Because of his extensive background, Hawkins was hired by Sony International in 2005 to move to Moscow and help newly created Russian networks develop television series. He was in Russia for three years, where he discovered that "good stories are good stories, good jokes are good jokes, no matter where you are in the world," explains Hawkins.

Just a few of the shows Hawkins helped to adapt for Russian audiences were "Married With Children," "Ugly Betty," "Who's the Boss" and "Everybody Loves Raymond."

When Hawkins moved back to the United States, he visited his Top 10 list of cities he would be interested in calling home base -- Pittsburgh won, hands down. He was still working for Sony and traveling internationally when he attended a local fundraiser and someone mentioned Point Park. He had attended a production at The Pittsburgh Playhouse, Point Park's performing arts venue, and raved that it was "as good as anything that I've seen in New York."

He heard Point Park had an opening in cinema and digital arts, part of the University's Conservatory of Performing Arts.

"I met with them," Hawkins recalls, "and the next thing I knew I called Sony and told them I'm not going to be able to work for you internationally anymore, and I started teaching."

"Hawkins has a career that gives insight into the business, especially in television," says Nelson Chipman, assistant professor and department chair in cinema and digital arts. "Additionally, he is an individual of boundless energy. … He comes into the department everyday enthused, ready to help students improve their stories, refine their voices as storytellers and writers."

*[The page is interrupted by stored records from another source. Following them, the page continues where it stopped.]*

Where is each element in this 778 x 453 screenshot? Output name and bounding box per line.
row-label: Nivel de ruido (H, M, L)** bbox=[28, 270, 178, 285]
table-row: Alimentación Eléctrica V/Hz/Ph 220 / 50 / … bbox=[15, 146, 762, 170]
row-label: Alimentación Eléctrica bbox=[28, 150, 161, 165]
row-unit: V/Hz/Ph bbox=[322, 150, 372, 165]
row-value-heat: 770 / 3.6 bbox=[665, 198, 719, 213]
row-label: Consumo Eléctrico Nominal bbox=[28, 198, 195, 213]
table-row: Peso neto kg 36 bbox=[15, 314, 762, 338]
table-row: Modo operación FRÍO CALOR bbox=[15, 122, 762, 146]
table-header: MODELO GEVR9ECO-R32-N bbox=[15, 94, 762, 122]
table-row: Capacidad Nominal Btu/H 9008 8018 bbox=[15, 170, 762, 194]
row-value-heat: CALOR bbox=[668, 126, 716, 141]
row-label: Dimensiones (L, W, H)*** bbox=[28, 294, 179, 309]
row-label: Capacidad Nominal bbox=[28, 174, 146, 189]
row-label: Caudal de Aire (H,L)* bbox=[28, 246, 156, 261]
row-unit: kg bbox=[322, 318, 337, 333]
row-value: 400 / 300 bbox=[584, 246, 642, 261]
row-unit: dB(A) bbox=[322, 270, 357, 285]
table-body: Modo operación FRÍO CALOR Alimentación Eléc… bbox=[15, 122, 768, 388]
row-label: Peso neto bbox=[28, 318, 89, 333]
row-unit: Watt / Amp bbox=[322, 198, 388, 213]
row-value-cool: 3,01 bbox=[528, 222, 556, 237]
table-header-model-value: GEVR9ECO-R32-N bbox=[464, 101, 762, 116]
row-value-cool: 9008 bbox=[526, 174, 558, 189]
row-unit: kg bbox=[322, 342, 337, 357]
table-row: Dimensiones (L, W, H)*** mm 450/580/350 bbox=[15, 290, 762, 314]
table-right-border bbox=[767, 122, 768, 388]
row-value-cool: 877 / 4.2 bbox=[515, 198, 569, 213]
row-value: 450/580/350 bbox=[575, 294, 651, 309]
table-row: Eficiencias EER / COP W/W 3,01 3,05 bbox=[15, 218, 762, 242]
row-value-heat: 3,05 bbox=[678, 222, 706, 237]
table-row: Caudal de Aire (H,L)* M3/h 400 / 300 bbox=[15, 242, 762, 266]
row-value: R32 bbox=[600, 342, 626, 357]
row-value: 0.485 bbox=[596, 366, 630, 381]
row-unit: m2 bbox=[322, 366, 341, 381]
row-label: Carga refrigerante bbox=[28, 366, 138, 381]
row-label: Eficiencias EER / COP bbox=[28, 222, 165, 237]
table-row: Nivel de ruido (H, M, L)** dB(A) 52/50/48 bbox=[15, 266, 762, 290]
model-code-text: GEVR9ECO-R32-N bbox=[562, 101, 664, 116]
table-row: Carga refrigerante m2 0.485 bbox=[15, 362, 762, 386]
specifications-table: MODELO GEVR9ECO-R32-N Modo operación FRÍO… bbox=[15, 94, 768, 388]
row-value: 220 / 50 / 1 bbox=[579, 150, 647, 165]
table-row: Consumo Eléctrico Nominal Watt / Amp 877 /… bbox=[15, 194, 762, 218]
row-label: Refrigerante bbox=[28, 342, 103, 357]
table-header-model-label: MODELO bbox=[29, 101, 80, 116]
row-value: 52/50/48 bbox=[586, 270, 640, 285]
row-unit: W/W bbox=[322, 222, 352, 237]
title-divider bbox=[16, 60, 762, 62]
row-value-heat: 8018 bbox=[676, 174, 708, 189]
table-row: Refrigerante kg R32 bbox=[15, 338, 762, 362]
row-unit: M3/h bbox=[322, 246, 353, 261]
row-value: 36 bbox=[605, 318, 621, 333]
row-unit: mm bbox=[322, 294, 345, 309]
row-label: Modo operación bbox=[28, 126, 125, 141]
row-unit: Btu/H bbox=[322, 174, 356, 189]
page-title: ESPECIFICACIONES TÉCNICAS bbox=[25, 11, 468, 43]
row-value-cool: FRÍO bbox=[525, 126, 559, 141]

It's that enthusiasm and experience that won over Nick Marro, a senior cinema and digital arts major with a concentration in screenwriting from Rochester, N.Y.

"Rick has tons of industry experience in helping people to shape their stories and he knows the correct ways to give comments on the piece itself, not making you feel little," says Marro. "He lets it stay your piece. You really feel like you both contribute to the new places you might be taking the script."

Marro knows graduates who have sent Hawkins their scripts, "and he's still willing to send notes or occasionally meet with people just to help them improve what they're working on," he says. "If he feels you have something that's really worth pursuing, he's going to help you out."

"I still have quite a few contacts in Hollywood," says Hawkins. "One of the things that I can do to be helpful is to bring in people or have them in class via Skype, to have [students] make contact with other professionals."

Dana Gasperine, a junior transfer student who took Intermediate Screenwriting in Spring 2010, is grateful for the insights Hawkins provides about the business of being a screenwriter.

"Rick does his best to help you know what to do with your script after you're done writing it. He teaches us how to pitch a script - something that you wouldn't expect to learn in a screenwriting class - before we go and write it."

Hawkins continues to write as well.

"I just recently created and sold an original series to Russian television. It's a science fiction-romantic comedy called "Venus Bound" about an alien life force sent to study human beings." The alien accidentally crashes into a flower shop and inhabits a Venus flytrap instead of a human being. He befriends, and falls in love with, the young widow who works there, and the story goes from there.

"I'm the head writer, and I will be writing all the storylines for all 60 episodes," Hawkins explains. He's hoping to go to Russia in summer 2011 to help put the production together.

Hawkins says that he "was born under a lucky star. I have just had a blessed life and I appreciate every second of it."